Além disso, outros tributos foram reduzidos ou temporariamente suspensos, incluindo um imposto especial sobre os hidrocarbonetos. O plano do executivo espanhol abrange igualmente taxas associadas à produção e ao consumo de eletricidade, apontando para uma diminuição de 13% na fatura da luz.
Qual o preço dos combustíveis em Espanha?
Se, em condições normais, o valor por litro em Espanha já costumava ser 15-20 cêntimos inferior ao praticado em Portugal, as novas medidas ampliaram de forma clara essa diferença. Desde a entrada em vigor, no fim de semana passado, o preço médio do gasóleo simples caiu 17 cêntimos por litro, fixando-se em 1,772 €/l. Já a gasolina registou uma descida ainda maior: menos 21 cêntimos por litro, para 1,579 €/l.
Compare o preço médio dos combustíveis entre Portugal e Espanha, ontem, 24 de março:
Ao comparar os valores médios nos dois lados da fronteira, encher um depósito de 50 litros em Espanha representa uma poupança imediata de mais de 17 euros na gasolina e de mais de 14 euros no gasóleo, face a Portugal.
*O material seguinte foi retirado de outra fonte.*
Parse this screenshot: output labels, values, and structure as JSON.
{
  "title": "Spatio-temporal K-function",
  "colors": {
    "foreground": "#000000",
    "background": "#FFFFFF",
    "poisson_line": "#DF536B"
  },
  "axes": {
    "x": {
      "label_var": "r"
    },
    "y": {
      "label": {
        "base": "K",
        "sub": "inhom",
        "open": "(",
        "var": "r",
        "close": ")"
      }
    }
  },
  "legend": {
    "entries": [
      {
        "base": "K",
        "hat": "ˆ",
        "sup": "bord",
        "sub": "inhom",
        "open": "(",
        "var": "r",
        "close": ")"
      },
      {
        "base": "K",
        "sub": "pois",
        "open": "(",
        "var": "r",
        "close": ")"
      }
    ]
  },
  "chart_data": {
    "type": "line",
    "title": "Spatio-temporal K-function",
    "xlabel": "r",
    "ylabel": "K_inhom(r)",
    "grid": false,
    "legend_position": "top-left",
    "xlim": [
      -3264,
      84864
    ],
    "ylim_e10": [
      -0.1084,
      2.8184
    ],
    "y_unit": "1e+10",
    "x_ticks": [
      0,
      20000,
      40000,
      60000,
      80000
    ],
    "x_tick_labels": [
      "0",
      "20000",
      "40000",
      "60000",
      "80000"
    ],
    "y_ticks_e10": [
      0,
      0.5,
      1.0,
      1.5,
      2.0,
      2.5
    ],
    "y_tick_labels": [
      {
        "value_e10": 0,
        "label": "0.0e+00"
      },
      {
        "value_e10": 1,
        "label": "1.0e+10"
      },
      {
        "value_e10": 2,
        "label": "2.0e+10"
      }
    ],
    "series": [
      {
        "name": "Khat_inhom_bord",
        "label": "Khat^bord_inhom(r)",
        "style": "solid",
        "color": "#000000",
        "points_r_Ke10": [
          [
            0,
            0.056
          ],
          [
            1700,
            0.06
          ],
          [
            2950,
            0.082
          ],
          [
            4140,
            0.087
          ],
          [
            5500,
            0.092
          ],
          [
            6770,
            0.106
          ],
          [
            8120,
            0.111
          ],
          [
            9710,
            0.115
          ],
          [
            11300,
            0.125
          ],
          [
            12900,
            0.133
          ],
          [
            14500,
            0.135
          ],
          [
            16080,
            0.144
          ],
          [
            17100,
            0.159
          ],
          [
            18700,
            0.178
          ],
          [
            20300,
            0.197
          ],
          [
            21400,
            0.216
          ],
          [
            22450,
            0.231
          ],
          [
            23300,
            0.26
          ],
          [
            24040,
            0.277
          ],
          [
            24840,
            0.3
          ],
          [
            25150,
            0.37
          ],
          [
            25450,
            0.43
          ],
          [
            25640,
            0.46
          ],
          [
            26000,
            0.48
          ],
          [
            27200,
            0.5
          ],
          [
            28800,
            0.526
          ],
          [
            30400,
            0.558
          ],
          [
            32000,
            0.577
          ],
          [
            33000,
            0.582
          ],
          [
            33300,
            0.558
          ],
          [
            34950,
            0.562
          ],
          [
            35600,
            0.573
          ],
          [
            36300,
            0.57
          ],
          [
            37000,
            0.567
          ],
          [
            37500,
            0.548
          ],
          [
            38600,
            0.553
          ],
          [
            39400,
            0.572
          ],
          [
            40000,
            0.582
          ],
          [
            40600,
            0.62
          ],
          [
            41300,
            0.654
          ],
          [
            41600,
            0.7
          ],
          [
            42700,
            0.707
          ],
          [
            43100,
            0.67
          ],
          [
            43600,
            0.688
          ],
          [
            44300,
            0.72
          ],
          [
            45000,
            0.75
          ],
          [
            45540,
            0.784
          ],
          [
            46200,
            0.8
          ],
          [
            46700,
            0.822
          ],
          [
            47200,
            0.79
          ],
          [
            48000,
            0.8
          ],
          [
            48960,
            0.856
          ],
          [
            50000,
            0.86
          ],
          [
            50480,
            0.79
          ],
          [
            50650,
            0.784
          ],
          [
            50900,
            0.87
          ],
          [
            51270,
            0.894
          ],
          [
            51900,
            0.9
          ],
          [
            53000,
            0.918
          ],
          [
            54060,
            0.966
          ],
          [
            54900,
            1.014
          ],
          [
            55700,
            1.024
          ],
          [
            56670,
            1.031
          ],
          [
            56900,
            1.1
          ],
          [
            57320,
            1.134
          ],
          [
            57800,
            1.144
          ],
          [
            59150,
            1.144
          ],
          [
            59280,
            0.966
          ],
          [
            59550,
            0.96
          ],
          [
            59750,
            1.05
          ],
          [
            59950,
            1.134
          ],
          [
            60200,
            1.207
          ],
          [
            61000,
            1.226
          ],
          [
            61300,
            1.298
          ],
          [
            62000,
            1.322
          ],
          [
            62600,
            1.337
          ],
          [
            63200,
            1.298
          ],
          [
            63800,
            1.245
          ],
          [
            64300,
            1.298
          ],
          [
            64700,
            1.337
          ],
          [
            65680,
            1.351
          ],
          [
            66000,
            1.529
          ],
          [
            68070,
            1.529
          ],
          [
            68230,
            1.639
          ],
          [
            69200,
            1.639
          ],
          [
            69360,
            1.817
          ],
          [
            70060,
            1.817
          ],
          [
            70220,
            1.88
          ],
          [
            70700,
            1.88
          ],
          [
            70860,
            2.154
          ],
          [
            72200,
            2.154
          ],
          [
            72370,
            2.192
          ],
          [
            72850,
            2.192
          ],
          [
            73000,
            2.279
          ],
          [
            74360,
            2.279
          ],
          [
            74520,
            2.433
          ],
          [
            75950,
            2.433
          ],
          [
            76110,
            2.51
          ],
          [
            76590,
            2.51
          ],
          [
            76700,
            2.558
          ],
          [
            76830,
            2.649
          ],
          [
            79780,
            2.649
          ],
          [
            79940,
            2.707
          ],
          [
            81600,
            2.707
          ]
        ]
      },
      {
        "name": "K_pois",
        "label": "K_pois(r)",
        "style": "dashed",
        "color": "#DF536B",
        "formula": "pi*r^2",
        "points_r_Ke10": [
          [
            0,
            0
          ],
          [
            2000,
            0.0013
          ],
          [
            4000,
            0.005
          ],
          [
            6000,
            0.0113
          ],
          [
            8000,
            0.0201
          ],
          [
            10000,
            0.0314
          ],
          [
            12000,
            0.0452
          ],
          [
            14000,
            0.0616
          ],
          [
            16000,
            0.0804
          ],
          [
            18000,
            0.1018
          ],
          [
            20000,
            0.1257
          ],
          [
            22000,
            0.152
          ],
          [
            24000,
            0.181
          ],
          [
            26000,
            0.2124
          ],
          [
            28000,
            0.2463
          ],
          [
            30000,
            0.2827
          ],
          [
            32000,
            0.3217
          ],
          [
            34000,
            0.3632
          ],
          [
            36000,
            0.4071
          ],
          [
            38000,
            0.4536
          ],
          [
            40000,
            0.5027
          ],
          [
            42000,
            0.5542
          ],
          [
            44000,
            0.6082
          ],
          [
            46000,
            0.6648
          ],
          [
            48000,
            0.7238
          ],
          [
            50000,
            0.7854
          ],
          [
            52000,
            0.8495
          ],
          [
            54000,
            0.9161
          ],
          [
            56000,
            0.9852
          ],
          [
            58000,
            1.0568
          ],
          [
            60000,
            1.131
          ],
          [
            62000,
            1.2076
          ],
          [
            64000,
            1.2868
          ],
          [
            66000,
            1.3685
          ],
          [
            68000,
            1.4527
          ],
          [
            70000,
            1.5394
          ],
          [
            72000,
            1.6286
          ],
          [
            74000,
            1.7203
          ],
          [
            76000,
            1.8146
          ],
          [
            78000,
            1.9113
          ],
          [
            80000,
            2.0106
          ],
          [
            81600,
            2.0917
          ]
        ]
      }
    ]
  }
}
Portugal também tem «desconto fiscal»
O «desconto fiscal» espanhol é significativo, mas Portugal também utiliza este instrumento, aplicado ao ISP (Imposto sobre Produtos Petrolíferos e Energéticos) e ao IVA. Desde o início do conflito, o Governo comunicou um reforço desse desconto extraordinário, que se acumula em função do preço de referência observado a 6 de março. Ainda assim, o montante é bastante mais baixo do que em Espanha: 4,7 cêntimos por litro na gasolina simples e 9,3 cêntimos por no gasóleo simples.
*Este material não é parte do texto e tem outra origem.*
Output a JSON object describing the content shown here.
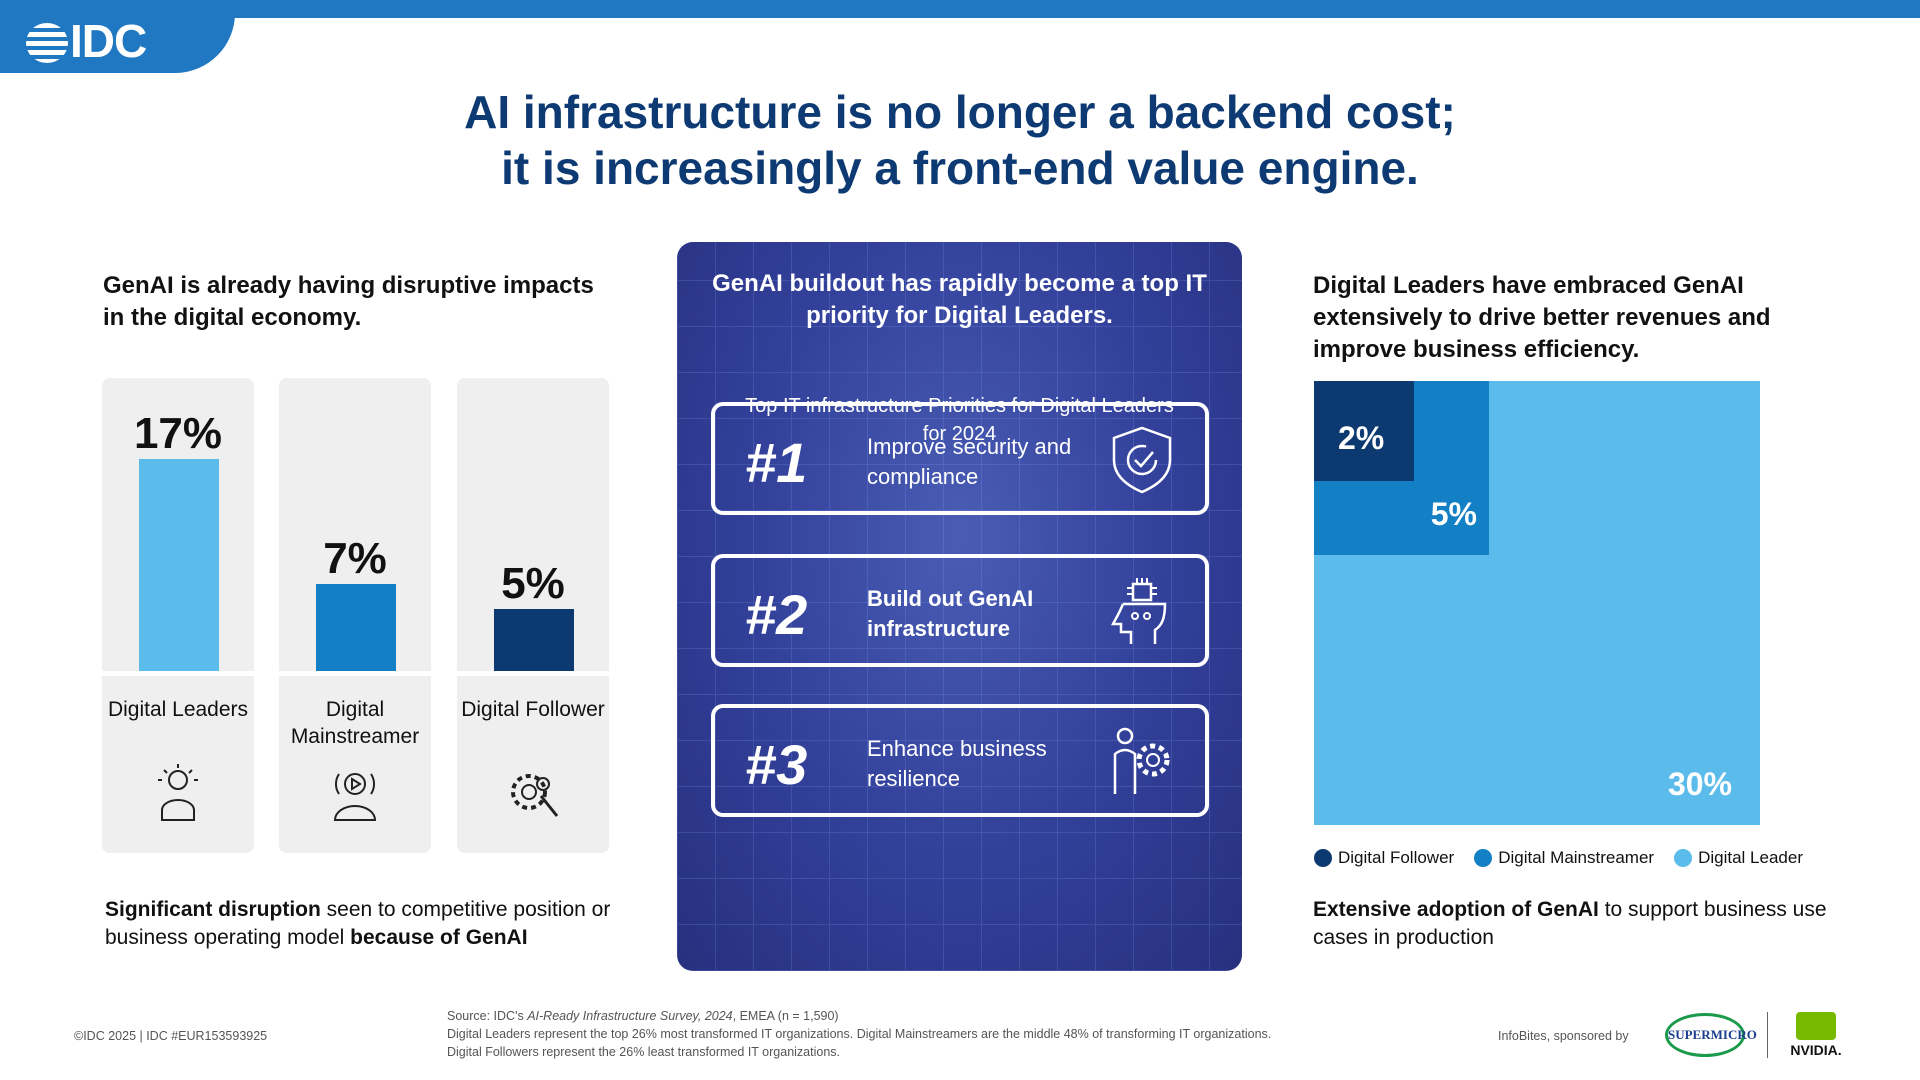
{
  "brand": {
    "logo": "IDC",
    "accent": "#1f78c1",
    "title_color": "#0d3a73"
  },
  "title": {
    "line1": "AI infrastructure is no longer a backend cost;",
    "line2": "it is increasingly a front-end value engine."
  },
  "left": {
    "heading": "GenAI is already having disruptive impacts in the digital economy.",
    "bars": [
      {
        "label": "Digital Leaders",
        "value": 17,
        "value_text": "17%",
        "color": "#5bbcec",
        "icon": "lightbulb-person-icon"
      },
      {
        "label": "Digital Mainstreamer",
        "value": 7,
        "value_text": "7%",
        "color": "#137fc4",
        "icon": "broadcast-person-icon"
      },
      {
        "label": "Digital Follower",
        "value": 5,
        "value_text": "5%",
        "color": "#0c3a70",
        "icon": "gear-person-icon"
      }
    ],
    "note_bold1": "Significant disruption",
    "note_mid": " seen to competitive position or business operating model ",
    "note_bold2": "because of GenAI"
  },
  "center": {
    "heading": "GenAI buildout has rapidly become a top IT priority for Digital Leaders.",
    "subheading": "Top IT infrastructure Priorities for Digital Leaders for 2024",
    "priorities": [
      {
        "rank": "#1",
        "text": "Improve security and compliance",
        "icon": "shield-check-icon"
      },
      {
        "rank": "#2",
        "text": "Build out GenAI infrastructure",
        "icon": "ai-head-chip-icon"
      },
      {
        "rank": "#3",
        "text": "Enhance business resilience",
        "icon": "person-gear-icon"
      }
    ]
  },
  "right": {
    "heading": "Digital Leaders have embraced GenAI extensively to drive better revenues and improve business efficiency.",
    "treemap": [
      {
        "name": "Digital Follower",
        "value": 2,
        "text": "2%",
        "color": "#0c3a70"
      },
      {
        "name": "Digital Mainstreamer",
        "value": 5,
        "text": "5%",
        "color": "#137fc4"
      },
      {
        "name": "Digital Leader",
        "value": 30,
        "text": "30%",
        "color": "#5bbcec"
      }
    ],
    "note_bold": "Extensive adoption of GenAI",
    "note_rest": " to support business use cases in production"
  },
  "footer": {
    "copyright": "©IDC 2025  |  IDC #EUR153593925",
    "source_prefix": "Source: IDC's ",
    "source_italic": "AI-Ready Infrastructure Survey, 2024",
    "source_suffix": ", EMEA (n = 1,590)",
    "line2": "Digital Leaders represent the top 26% most transformed IT organizations. Digital Mainstreamers are the middle 48% of transforming IT organizations.",
    "line3": "Digital Followers represent the 26% least transformed IT organizations.",
    "sponsor_label": "InfoBites, sponsored by",
    "sponsor1": "SUPERMICRO",
    "sponsor2": "NVIDIA."
  }
}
Em Portugal, desde o início do conflito e até à última segunda-feira (23 de março), o gasóleo simples já somou uma subida de 41,1 cêntimos por litro, enquanto a gasolina simples aumentou 21,7 cêntimos. Em Espanha, já com as medidas mais recentes incluídas, as variações são, respetivamente, de 33,3 cêntimos por litro e 9,7 cêntimos.
Em paralelo, o Executivo anunciou um mecanismo extraordinário para o gasóleo profissional, com um reembolso adicional de 10 cêntimos por litro, até ao limite de 15 mil litros por veículo, durante três meses. Foi também comunicada a subida da comparticipação da botija de gás solidária para 25 euros, igualmente por três meses.
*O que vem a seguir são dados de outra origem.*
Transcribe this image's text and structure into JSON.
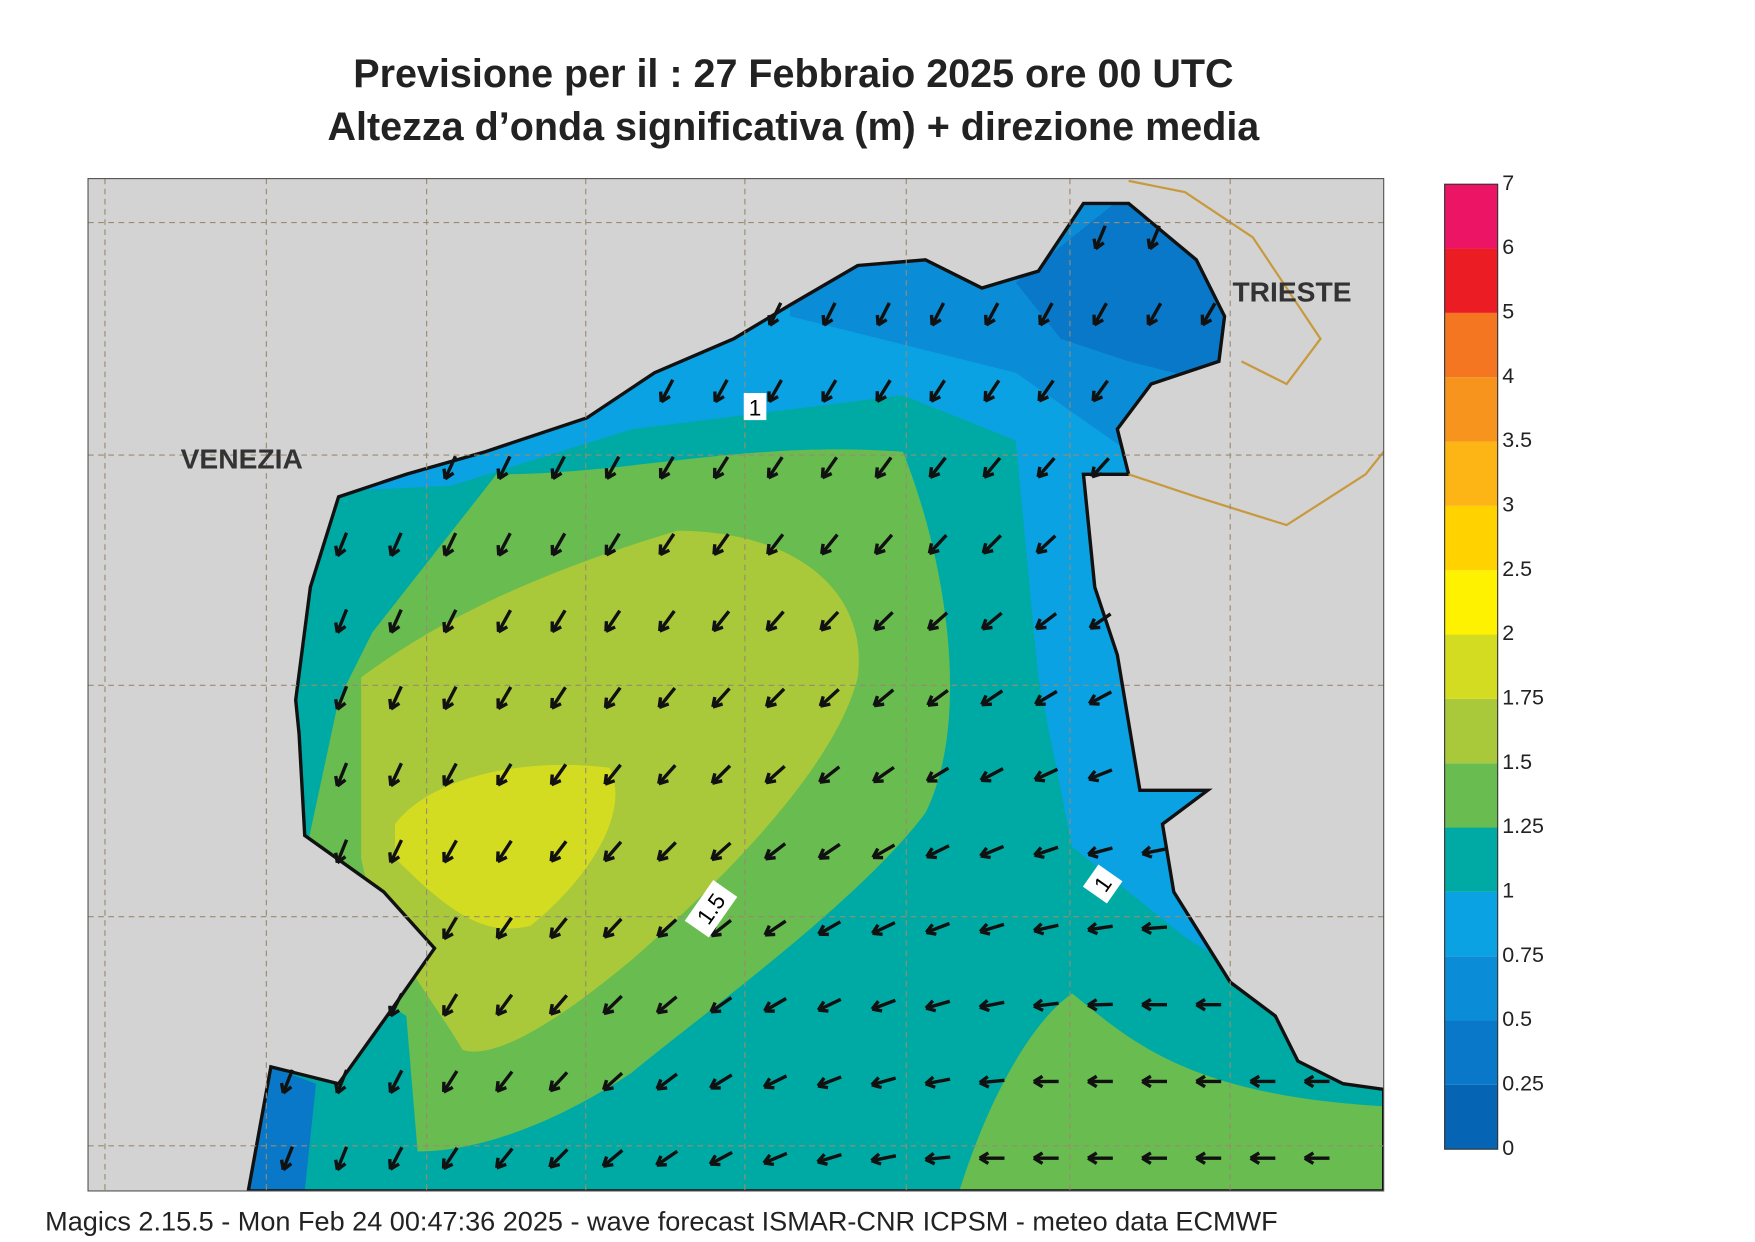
{
  "header": {
    "title_line1": "Previsione per il  :  27  Febbraio 2025    ore 00 UTC",
    "title_line2": "Altezza d’onda significativa (m) + direzione media"
  },
  "legend": {
    "labels": [
      "0",
      "0.25",
      "0.5",
      "0.75",
      "1",
      "1.25",
      "1.5",
      "1.75",
      "2",
      "2.5",
      "3",
      "3.5",
      "4",
      "5",
      "6",
      "7"
    ],
    "colors": [
      "#0664b4",
      "#0a78c8",
      "#0b8cd6",
      "#0aa2e2",
      "#00aaa4",
      "#68bc50",
      "#a9c93a",
      "#d4dc22",
      "#fff200",
      "#ffd200",
      "#fdb515",
      "#f7941d",
      "#f47621",
      "#ec1c24",
      "#ec1465"
    ]
  },
  "places": [
    "VENEZIA",
    "TRIESTE"
  ],
  "contour_labels": [
    "1",
    "1.5",
    "1"
  ],
  "footer": "Magics 2.15.5 - Mon Feb 24 00:47:36 2025 - wave forecast  ISMAR-CNR  ICPSM - meteo data   ECMWF"
}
O que estão a fazer os outros países europeus
Portugal e Espanha não são caso único na adoção de iniciativas para travar a escalada do preço dos combustíveis. A Alemanha, por exemplo, pretende impedir que os preços sejam atualizados mais do que uma vez por dia - com fixação ao meio-dia - mantendo, ao mesmo tempo, o boicote ao gás russo.
Em França, a petrolífera TotalEnergies assumiu um papel central ao impor, por iniciativa própria, limites aos preços nos seus postos. A Itália escolheu canalizar o excedente de receita do IVA para compensar os consumidores e anunciou ainda sanções para empresas que aumentem artificialmente as margens de lucro durante a crise.
Fora da União Europeia, o Reino Unido avançou com duas medidas de maior peso: o congelamento das faturas de eletricidade e gás até ao final de junho - uma poupança média de 117 libras (cerca de 135 euros à taxa de câmbio atual) por agregado familiar - e a criação de um fundo superior a 53 milhões de libras (61 milhões de euros) para apoiar famílias dependentes de aquecimento a gasóleo.
Fora da Europa: medidas mais drásticas
A falta de energia está a levar vários países asiáticos a decisões que, até há pouco tempo, pareceriam improváveis. No Sri Lanka, o setor público fecha todas as quartas-feiras e foi introduzido racionamento de combustível: os automóveis podem abastecer apenas 15 litros de cada vez e as motas apenas cinco litros. Em Myanmar, a abordagem foi diferente, mas igualmente inesperada: os veículos privados só podem circular em dias alternados, definidos pelo número de matrícula.